Tally up how many times television correspondents uttered, “Now, for this next segment you may wish to leave the room” in one viewing day recently. Teasing us.
When is news coverage informative, enlightening — and at what juncture do reporters and viewers or readers become nosy buzzards circling around grisly, gory “racetracks,” secretly hoping to catch views of the carnage?
Capitalizing on tragedy. Louisiana deja vu all over again. Haiti erupts while quaking right off the charts, and where might all this display of caring have been in the first place? Long before folks were relegated to living in shanty-shacks, infra-structure-less while juxtaposed alongside resort locales.
Let us not lament train wrecks. Let us attempt to prevent train wrecks. Legislation rather than monumental, insurmountable rehabilitation.
Teddy bears, bouquets, lighted candles, shrines, prayer chanting — and hurried habitats constructed by traveling troupes for a season. Then the television crews follow, when third-world humanity all blows to “kingdom come” one more time.

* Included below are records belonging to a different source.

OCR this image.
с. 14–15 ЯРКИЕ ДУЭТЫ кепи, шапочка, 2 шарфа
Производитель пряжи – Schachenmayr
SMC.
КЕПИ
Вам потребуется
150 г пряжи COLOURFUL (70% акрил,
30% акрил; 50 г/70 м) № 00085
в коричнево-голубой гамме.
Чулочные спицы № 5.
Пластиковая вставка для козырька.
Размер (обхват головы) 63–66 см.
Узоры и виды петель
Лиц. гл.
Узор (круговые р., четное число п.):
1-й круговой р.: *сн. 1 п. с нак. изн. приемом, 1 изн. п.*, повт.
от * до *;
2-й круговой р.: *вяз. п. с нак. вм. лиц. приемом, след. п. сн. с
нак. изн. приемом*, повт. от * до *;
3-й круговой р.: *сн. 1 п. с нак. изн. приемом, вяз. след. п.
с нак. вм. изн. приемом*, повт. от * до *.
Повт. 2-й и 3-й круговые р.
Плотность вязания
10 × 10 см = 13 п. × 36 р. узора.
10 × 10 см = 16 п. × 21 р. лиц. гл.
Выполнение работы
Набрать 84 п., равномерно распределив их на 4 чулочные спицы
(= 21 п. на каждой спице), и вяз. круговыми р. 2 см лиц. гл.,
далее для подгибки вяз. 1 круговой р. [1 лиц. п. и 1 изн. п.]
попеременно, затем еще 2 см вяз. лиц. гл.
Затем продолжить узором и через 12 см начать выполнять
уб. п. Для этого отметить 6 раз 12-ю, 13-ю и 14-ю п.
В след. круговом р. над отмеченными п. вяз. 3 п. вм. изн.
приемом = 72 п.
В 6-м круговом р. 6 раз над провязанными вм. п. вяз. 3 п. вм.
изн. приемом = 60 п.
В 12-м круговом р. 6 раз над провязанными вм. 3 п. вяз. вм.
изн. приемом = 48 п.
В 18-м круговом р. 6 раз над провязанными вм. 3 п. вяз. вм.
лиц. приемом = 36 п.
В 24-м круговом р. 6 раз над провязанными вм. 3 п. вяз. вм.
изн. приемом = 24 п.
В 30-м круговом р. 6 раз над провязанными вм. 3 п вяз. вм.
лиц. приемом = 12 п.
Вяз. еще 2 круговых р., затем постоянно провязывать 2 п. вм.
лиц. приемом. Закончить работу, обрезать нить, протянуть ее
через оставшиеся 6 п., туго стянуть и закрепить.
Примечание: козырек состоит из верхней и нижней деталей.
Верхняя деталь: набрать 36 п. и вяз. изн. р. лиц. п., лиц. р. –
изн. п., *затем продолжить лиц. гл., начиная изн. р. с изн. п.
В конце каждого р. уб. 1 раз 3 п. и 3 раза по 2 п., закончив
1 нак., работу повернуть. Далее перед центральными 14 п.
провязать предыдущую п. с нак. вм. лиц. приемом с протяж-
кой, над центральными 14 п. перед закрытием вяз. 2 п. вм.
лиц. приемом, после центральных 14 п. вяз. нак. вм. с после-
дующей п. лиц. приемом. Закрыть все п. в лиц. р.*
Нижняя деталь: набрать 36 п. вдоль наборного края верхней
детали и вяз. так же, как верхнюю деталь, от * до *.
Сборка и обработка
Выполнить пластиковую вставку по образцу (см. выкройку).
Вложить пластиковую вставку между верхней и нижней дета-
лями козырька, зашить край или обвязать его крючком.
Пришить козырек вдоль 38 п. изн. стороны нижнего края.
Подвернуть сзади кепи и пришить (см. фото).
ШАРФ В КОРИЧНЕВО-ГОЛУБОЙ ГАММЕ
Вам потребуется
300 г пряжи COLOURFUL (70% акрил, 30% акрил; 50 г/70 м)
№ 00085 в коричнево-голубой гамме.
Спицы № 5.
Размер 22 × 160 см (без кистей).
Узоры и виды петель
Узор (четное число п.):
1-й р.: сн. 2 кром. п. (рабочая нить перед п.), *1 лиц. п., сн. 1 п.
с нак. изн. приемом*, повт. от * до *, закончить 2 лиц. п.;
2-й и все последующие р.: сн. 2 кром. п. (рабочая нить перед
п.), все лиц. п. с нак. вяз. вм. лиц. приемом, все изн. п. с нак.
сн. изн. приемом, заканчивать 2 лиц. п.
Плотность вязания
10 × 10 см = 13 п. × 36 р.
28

Let us not pretend concern regarding catastrophes once they rage, devastate and destroy. Let us do something. Turn off the televisions and computers. Forget about slowed-to-a-crawl committee action. Respond every day, often to struggles, which appear smack dab under our very own noses. Natural disasters, combative situations, uninformed judgment calls. Souls falling between the cracks. Animal welfare. Let us relearn how to be all that human beings can be without prompts or resultant front-page recognition or spots on the evening news. No more crocodile tears, please — too painful to watch.